I think what made my viewing most difficult is that the movie is entirely believable and everything from the actors' costumes to the props were year-appropriate. This is a well made Indie flick that does what it is intended to do: make you feel what the characters are feeling and keep you thinking about it long after you've exited the theater. I understood why Neil & Brian's lives had become the way they were. I understood the progression from innocent childhood to unemotional adulthood. I sympathized with prostitution as a way to connect with another person instead of being an illegal way to earn money. Even the use of Neil & Brian's hometown as an implied "safe place" as compared to New York City, where Neil had gone to stay with a friend, is cause for reflection.
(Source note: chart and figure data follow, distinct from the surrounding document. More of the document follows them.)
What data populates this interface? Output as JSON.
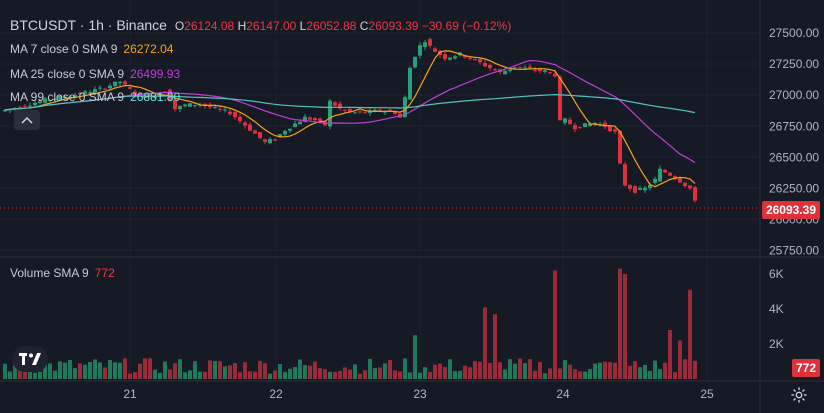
{
  "header": {
    "symbol": "BTCUSDT",
    "sep1": "·",
    "interval": "1h",
    "sep2": "·",
    "exchange": "Binance",
    "open_label": "O",
    "open": "26124.08",
    "high_label": "H",
    "high": "26147.00",
    "low_label": "L",
    "low": "26052.88",
    "close_label": "C",
    "close": "26093.39",
    "change": "−30.69 (−0.12%)"
  },
  "indicators": [
    {
      "label": "MA 7 close 0 SMA 9",
      "value": "26272.04",
      "color": "#f7a21b"
    },
    {
      "label": "MA 25 close 0 SMA 9",
      "value": "26499.93",
      "color": "#c23fd4"
    },
    {
      "label": "MA 99 close 0 SMA 9",
      "value": "26881.80",
      "color": "#4fc3c0"
    }
  ],
  "volume_indicator": {
    "label": "Volume SMA 9",
    "value": "772",
    "color": "#f23645"
  },
  "price_axis": {
    "ticks": [
      "27500.00",
      "27250.00",
      "27000.00",
      "26750.00",
      "26500.00",
      "26250.00",
      "26000.00",
      "25750.00"
    ],
    "current_price": "26093.39"
  },
  "volume_axis": {
    "ticks": [
      "6K",
      "4K",
      "2K"
    ],
    "current_volume": "772"
  },
  "time_axis": {
    "ticks": [
      "21",
      "22",
      "23",
      "24",
      "25"
    ]
  },
  "colors": {
    "up": "#26a17b",
    "down": "#e0303c",
    "background": "#161a25"
  },
  "icons": {
    "collapse": "chevron-up-icon",
    "logo": "tradingview-logo-icon",
    "settings": "gear-icon"
  }
}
The small town where Neil suffered months, possibly years of abuse, and where he first embarked on years of being a detached hustler is ultimately shown as his place of salvation.
If you go to see this movie, which has a limited run nationwide, please be aware that there are some sex scenes that may be shocking for the general public. No frontal nudity is shown, but the cinematography and acting imply enough for your mind to fill in the blanks. All three of us had very personal reactions to the film, so don't be surprised if you carry over your emotional reactions after the movie is over. Both Jessee and I agreed that the movie was difficult to process and we needed time to sort through it all.